DC Influencer: How small shops can stand out in Washington

Small Business Government Communicators Network founder James Krol details how smaller shops are getting more government dollars.

What is the mission of the Small Business Government Communicators Network?
The organization facilitates networking, which allows small businesses to find each other to team up on government proposals. We also want to improve collaboration between large and small businesses and between the industry and the government.

 We aim to promote the use of small businesses when appropriate and provide analysis on what is happening, how much money the government is spending, and how much of that is going to small business.

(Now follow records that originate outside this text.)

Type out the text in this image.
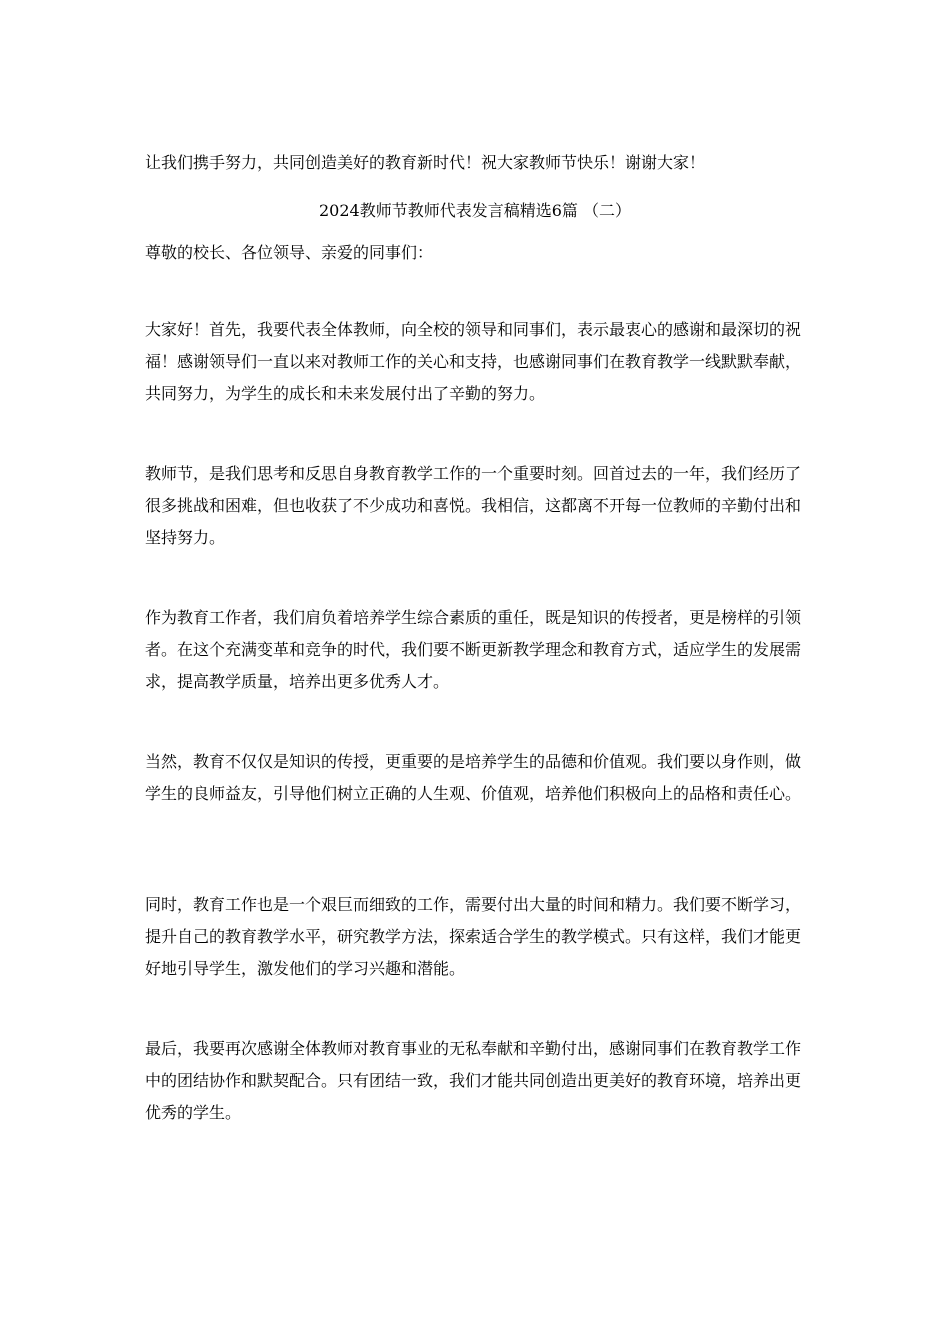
让我们携手努力，共同创造美好的教育新时代！祝大家教师节快乐！谢谢大家！

2024教师节教师代表发言稿精选6篇 （二）

尊敬的校长、各位领导、亲爱的同事们：

大家好！首先，我要代表全体教师，向全校的领导和同事们，表示最衷心的感谢和最深切的祝福！感谢领导们一直以来对教师工作的关心和支持，也感谢同事们在教育教学一线默默奉献，共同努力，为学生的成长和未来发展付出了辛勤的努力。

教师节，是我们思考和反思自身教育教学工作的一个重要时刻。回首过去的一年，我们经历了很多挑战和困难，但也收获了不少成功和喜悦。我相信，这都离不开每一位教师的辛勤付出和坚持努力。

作为教育工作者，我们肩负着培养学生综合素质的重任，既是知识的传授者，更是榜样的引领者。在这个充满变革和竞争的时代，我们要不断更新教学理念和教育方式，适应学生的发展需求，提高教学质量，培养出更多优秀人才。

当然，教育不仅仅是知识的传授，更重要的是培养学生的品德和价值观。我们要以身作则，做学生的良师益友，引导他们树立正确的人生观、价值观，培养他们积极向上的品格和责任心。

同时，教育工作也是一个艰巨而细致的工作，需要付出大量的时间和精力。我们要不断学习，提升自己的教育教学水平，研究教学方法，探索适合学生的教学模式。只有这样，我们才能更好地引导学生，激发他们的学习兴趣和潜能。

最后，我要再次感谢全体教师对教育事业的无私奉献和辛勤付出，感谢同事们在教育教学工作中的团结协作和默契配合。只有团结一致，我们才能共同创造出更美好的教育环境，培养出更优秀的学生。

While I was at the General Services Administration, [an independent agency of the US government], I recognized there was no association focusing on small business communicators or building collaboration. 

When I left the company in 2005, I started talking to people in government about the benefits of an association such as this.

How can small businesses stand out in Washington, DC?
What’s most important, and what large businesses will say when small businesses approach them, is to make sure you are straightforward with exactly what you can do. Tell them what you absolutely excel at.

Be specific in pitching and describing capabilities back to larger businesses and be open and honest about your capabilities. Don’t tell them that you can do everything. The most important asset of a small business is its past performance and being able to illustrate to a large organization where you have extensive knowledge.

What trends are you seeing in the industry?
More dollars are going to small businesses. The government wants 23% of the products, goods, and services it purchases to come from small businesses. We want to recognize if the government is doing that in our communications as so many small businesses in the communications field are working in the government space.

In FY year 2013, 50.8% of the government’s PR dollars went to small businesses, while the total comms spend going to small businesses during the same time was 42.3%.

At the end of FY 2013, the government purchased $1.7 billion worth of comms services, up from the previous year of $1.46 billion. Of that $1.7 billion, $724 million was spent on small businesses. In 2010, when there was $1.8 billion in total spending, $620 million went to small businesses.